When the darkness nearly swallowed my gentle friend last March 14th, it was dawn. The light may have been emerging, but not with any triumphant blast. The sun labored in its rising.
Drinking coffee in the kitchen in the quiet house, I did not expect a phone call at that hour. I’ve gone back to that moment many times, contemplating how I was sitting in a peaceful home while my gentle friend labored in his rising to escape angry fists.
The news jolted me from sleepy morning thoughts. Adrenaline raced through my body, compelling me to go to my friend and those tending to his hurting body. I knew not what to do or think, but I did know that I needed to bear witness to the tragedy – to name that this gentle friend deserved a steady stream of kindness, not a sudden assault.
I started swimming laps last fall, an act of humility as I transitioned out of congregational ministry. I humbled myself before our kids’ swim teacher, and I learned the freestyle stroke. I’m not very good at it, though I can now last 45 minutes in the pool before getting out to bow in awe before all the swimmers who lap me.

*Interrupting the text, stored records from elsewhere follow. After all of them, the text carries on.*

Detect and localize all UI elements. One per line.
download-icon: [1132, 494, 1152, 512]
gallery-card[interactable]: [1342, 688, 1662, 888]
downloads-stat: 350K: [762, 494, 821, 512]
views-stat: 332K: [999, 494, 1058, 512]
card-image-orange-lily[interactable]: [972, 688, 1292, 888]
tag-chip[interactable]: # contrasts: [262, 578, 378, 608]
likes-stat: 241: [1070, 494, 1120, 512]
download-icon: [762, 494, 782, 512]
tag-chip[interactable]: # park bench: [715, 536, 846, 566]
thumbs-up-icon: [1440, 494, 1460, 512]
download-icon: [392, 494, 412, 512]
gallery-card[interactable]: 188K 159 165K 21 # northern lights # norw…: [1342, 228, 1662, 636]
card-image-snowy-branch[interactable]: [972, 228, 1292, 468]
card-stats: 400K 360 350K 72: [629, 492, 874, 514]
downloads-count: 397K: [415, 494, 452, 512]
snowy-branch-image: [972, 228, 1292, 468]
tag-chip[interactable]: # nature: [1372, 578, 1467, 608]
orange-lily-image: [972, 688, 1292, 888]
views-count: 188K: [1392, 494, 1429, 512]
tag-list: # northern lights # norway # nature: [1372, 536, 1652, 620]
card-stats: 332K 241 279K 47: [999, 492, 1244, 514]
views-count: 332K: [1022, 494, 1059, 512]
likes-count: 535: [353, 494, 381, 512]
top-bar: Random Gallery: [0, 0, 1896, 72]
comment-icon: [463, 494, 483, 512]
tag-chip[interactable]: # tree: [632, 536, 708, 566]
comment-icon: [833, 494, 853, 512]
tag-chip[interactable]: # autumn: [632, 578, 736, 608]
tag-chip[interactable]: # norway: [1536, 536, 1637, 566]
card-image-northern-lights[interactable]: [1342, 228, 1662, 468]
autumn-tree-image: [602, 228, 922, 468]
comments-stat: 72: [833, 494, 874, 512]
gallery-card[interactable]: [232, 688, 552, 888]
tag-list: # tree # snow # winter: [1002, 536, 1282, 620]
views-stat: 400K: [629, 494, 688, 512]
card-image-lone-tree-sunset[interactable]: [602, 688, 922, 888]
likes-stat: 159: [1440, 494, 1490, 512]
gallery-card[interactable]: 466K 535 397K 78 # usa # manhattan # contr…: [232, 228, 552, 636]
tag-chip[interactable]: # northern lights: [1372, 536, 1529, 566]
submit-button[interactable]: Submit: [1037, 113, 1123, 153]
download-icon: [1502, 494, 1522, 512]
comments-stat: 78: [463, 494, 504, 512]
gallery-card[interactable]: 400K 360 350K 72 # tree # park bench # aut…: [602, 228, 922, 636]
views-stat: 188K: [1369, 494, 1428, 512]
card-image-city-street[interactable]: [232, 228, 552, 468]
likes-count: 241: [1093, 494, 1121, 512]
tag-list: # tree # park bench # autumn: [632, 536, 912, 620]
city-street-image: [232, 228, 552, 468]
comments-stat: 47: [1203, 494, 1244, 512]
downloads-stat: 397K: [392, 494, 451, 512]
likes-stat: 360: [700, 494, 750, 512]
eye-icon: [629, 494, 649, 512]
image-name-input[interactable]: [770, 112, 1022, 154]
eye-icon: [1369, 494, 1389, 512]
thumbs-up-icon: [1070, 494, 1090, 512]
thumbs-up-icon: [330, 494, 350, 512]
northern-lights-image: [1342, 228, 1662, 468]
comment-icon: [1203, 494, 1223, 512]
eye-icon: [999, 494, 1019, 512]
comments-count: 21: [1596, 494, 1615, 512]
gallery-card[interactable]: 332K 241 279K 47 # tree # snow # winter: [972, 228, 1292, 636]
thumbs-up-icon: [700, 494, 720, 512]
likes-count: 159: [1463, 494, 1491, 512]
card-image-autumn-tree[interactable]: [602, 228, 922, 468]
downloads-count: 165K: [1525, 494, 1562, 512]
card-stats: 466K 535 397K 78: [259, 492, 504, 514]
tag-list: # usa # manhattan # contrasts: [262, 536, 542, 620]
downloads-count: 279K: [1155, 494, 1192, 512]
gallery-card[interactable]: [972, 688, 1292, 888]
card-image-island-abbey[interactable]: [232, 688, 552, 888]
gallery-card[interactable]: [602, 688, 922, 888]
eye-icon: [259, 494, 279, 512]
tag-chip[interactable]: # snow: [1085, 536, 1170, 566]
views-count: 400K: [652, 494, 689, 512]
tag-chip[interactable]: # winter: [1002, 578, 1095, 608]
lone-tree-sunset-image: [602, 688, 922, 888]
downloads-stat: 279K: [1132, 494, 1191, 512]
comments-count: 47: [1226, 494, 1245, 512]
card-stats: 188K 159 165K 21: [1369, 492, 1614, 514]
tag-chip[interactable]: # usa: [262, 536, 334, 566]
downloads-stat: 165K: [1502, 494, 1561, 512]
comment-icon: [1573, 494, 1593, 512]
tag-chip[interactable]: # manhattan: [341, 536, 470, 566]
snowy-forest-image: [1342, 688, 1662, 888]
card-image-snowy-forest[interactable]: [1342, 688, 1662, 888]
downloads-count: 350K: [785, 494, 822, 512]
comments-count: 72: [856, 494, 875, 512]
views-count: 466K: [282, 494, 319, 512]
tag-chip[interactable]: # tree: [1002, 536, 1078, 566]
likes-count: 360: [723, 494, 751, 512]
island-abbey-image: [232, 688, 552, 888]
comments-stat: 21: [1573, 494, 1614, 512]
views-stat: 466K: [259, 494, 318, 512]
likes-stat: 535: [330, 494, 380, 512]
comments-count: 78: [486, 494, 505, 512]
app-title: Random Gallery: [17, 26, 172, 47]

I’ve found that the pool is the best place for prayer, getting my mind off of worries and keeping my eyes locked on the black line on the bottom of the pool. I’m finding that I believe best when I’m in the water.
One of my worn-out phrases in prayer is an affirmation: This is a resurrection story. Dr. Curtis Freeman once reminded me of this good news when thick in my research on traumatizing theology. The phrase became my favorite swimming prayer when another Curtis came into my life – a lifeguard who corrected me for poor form (an exercise in humility, to say the least)
I roll the phrase around my soul as I swim, “This is a resurrection story.” I bring to mind people, places, and situations, and I speak the blessing over them: This is a resurrection story.
When I met my gentle friend for lunch last month, we talked about the upcoming first anniversary of that awful dawn. I shared how I pray for him while I swim. He is a resurrection story. Darkness threatened to take his life, but evil intent has not had the last word. I’m not sure I’ll ever get over how grateful I am for this fact.
I resent how resurrection stories begin at dawn. Were I in charge of the cosmos, I would want all resurrection stories to be possible without uncertainty or threat.
But when I’m courageous enough to follow the path all the way from the start of the day (when all feels lost) to the finish (when all feels found), I marvel that Resilience is our Maker’s fingerprint forged deep down in our souls.
Bruised skin heals.
Bones regain their strength.
Light shines beautifully through stained glass.
We journey onward from dawn to dusk because this is a resurrection story.